Mama fretted quietly with our father by candlelight, when they thought Woferl and I had gone to bed. “Another archduchess has come down with it,” Mama said. “So has the empress herself.”

I tried to write that night, but my hands shook so badly that I finally had to stop. I closed my notebook, then wrapped it in a silk petticoat and pushed it far underneath my bed. In the silence, I thought I heard a sound. When I sat up and listened to it, I realized that it was Woferl weeping softly in his sleep, lost again in his dreams.

This was how we hovered for days and weeks, holding our breath along with the rest of Vienna, until the day finally came when the royal court issued a last announcement.

The princess-bride Maria Josepha had died. The empress followed her a day later.

The fanciful operas, plays, and fireworks that had lit Vienna for weeks suddenly came to a halt. Theaters shut their doors until further notice. Streets were stripped of colorful banners. In their place hung mourning notices, and instead of the sound of music, we heard wails in the streets, saw crowds gathered in the city plazas for masses in honor of their late empress and princess. Still others spread news of the smallpox appearing in corner houses and alleyways, rashes blistering the skin of their kin.

It was Hyacinth’s whisper, the poison of him seeping throughthe city, searching for my brother. I could hear it in the air, the sharp pitch of it from the kingdom. My writing grew more urgent. There was not much time now for me to finish my composition for Hyacinth, for me to return to the kingdom before he came to claim Woferl.

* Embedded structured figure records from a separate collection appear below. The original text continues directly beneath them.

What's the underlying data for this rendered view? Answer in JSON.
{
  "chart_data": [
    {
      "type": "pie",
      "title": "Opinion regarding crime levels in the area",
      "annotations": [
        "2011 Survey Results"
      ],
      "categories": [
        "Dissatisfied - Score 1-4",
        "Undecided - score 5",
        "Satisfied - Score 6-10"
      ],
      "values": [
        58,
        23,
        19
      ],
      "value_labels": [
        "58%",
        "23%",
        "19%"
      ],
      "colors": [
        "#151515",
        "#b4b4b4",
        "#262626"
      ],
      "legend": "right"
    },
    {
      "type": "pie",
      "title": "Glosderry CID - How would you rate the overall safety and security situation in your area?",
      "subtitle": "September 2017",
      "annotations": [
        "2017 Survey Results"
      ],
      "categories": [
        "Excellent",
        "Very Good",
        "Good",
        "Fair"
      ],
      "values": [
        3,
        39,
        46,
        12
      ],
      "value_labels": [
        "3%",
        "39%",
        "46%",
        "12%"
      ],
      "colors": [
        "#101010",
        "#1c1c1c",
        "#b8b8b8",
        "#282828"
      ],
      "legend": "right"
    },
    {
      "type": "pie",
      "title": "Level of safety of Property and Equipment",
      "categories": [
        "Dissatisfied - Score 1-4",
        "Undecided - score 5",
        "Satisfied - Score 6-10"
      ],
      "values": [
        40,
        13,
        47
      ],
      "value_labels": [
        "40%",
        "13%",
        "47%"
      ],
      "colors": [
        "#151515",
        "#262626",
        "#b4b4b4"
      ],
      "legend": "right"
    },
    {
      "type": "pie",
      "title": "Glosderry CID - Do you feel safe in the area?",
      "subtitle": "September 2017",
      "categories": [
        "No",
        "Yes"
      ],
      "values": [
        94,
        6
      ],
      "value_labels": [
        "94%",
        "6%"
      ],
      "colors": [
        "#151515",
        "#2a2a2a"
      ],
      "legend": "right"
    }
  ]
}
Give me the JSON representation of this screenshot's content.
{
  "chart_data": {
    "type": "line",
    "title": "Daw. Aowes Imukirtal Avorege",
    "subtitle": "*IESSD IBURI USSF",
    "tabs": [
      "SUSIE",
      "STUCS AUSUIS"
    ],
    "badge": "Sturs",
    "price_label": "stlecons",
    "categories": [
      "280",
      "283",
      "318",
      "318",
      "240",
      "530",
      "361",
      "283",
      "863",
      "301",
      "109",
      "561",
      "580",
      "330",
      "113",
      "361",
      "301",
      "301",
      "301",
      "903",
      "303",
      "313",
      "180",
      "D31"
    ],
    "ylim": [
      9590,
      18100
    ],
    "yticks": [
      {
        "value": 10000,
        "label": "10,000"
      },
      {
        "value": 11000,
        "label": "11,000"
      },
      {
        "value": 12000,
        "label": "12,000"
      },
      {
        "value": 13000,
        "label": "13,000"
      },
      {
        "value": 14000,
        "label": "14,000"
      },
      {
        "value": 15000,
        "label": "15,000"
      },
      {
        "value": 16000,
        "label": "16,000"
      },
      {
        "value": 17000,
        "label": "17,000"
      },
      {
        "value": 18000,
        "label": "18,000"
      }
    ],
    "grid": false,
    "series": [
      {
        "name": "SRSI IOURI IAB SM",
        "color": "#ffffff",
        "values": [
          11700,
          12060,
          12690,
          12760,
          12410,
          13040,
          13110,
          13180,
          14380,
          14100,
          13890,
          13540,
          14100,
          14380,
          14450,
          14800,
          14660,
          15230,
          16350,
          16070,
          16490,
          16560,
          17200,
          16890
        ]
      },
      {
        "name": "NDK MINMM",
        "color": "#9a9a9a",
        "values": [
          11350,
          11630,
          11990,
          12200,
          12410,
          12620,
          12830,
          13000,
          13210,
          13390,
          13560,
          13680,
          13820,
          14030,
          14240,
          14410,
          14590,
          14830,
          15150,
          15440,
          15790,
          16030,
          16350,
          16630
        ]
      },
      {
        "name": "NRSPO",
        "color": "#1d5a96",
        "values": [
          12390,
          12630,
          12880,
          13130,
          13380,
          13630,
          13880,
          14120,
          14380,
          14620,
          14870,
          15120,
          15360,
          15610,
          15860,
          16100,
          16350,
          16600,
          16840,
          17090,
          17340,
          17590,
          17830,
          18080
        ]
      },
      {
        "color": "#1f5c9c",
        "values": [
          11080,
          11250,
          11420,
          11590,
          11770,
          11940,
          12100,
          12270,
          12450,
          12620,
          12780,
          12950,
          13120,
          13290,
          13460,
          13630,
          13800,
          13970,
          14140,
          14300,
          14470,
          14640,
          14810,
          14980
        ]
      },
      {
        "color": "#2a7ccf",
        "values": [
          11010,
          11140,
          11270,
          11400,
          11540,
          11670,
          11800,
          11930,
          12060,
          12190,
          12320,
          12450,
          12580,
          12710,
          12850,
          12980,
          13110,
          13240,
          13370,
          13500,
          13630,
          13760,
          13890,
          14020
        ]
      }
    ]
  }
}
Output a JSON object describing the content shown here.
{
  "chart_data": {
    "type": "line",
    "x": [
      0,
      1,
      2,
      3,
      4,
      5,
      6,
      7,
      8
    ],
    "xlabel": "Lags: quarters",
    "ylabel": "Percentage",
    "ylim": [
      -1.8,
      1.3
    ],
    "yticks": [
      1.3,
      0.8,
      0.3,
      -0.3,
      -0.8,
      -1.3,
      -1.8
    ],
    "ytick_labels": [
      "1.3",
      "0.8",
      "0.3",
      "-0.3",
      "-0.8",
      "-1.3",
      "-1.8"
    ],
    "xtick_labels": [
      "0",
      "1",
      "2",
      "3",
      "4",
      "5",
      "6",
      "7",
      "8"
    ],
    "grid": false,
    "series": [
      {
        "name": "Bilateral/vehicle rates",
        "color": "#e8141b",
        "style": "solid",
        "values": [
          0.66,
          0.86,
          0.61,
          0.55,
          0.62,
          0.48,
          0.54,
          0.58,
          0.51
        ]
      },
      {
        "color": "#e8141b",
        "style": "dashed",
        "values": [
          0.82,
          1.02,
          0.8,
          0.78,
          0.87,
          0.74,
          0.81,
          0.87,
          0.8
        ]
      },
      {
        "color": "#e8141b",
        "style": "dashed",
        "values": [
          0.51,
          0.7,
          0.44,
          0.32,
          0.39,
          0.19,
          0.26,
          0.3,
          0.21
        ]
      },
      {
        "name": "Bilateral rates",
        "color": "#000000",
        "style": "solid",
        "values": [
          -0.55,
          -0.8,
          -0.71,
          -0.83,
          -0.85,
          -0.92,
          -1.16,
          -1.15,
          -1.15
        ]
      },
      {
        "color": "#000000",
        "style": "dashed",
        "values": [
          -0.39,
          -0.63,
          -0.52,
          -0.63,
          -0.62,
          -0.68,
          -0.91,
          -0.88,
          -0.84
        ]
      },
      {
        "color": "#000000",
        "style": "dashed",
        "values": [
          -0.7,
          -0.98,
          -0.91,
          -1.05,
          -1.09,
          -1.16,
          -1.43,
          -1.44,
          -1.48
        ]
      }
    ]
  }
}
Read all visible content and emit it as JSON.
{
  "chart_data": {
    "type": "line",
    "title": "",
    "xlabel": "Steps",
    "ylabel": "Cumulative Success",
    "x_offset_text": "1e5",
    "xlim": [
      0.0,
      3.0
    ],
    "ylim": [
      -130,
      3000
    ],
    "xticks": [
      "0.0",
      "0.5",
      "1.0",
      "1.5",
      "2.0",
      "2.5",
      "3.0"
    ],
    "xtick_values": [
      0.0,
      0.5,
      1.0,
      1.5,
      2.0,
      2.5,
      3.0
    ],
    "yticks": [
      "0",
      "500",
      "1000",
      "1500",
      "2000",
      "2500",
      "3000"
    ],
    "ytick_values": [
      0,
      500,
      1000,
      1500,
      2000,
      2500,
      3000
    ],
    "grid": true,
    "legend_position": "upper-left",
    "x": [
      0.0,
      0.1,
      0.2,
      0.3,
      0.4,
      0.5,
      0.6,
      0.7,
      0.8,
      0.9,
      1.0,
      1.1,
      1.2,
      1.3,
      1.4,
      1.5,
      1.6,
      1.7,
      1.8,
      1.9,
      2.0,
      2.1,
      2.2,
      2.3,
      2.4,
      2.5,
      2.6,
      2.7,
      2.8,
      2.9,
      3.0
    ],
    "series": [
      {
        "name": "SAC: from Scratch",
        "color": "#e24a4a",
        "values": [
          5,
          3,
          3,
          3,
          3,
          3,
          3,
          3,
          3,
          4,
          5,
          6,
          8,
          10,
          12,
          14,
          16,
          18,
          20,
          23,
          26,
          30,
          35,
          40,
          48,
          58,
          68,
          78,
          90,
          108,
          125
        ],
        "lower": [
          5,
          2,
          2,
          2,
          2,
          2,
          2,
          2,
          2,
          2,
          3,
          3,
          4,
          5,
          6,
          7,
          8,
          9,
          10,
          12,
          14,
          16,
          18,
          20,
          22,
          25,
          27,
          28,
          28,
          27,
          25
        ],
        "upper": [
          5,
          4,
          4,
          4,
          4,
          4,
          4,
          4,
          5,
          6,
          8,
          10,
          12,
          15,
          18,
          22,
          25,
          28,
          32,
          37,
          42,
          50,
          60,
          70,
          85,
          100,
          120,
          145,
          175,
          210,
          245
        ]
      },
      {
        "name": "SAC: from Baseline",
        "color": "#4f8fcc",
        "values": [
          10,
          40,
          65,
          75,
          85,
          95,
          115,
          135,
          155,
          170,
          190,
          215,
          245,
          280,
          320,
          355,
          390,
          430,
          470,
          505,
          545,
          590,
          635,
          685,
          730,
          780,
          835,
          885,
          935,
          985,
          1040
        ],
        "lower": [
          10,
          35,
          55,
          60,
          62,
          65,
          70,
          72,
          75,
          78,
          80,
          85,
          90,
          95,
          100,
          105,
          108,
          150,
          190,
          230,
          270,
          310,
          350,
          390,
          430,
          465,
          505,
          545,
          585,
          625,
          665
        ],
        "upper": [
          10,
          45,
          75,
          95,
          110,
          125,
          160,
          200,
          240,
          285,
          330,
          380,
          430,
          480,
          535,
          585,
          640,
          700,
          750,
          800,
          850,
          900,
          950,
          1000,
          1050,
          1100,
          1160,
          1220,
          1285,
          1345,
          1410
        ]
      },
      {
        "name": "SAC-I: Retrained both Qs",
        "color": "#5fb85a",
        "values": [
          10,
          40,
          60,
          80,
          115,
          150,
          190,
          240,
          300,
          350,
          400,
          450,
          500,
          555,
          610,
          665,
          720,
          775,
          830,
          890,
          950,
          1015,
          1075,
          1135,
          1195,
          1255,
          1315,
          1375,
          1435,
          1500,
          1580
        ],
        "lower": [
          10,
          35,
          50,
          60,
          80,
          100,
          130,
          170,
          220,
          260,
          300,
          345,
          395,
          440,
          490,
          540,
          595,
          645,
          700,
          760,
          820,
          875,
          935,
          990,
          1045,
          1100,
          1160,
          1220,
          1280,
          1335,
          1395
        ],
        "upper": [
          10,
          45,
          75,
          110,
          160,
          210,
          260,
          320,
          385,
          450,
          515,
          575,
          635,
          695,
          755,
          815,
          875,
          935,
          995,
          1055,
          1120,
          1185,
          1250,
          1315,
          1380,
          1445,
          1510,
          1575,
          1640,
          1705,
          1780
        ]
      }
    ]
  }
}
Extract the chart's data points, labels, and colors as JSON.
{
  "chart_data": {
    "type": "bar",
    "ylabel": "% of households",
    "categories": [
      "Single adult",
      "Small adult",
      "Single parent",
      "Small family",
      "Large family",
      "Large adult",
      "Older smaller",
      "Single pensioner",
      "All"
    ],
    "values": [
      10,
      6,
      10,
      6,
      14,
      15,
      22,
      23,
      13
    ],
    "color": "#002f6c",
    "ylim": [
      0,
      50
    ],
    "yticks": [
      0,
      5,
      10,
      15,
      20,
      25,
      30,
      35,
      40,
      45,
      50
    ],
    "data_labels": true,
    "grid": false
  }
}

“We must leave Vienna,” Mama argued that evening with Papa. “There’s nothing here for us now. I will not have Nannerl or Woferl catching the smallpox.”

“Anna, be reasonable.”

“Reasonable? The entire city has been thrown into a panic. What would you have us do? Surely you do not want to stay here.”

“Well, we certainly can’t leave. The emperor has not retracted his invitation, and we must wait for word from him. He may still wish to hear the children perform.”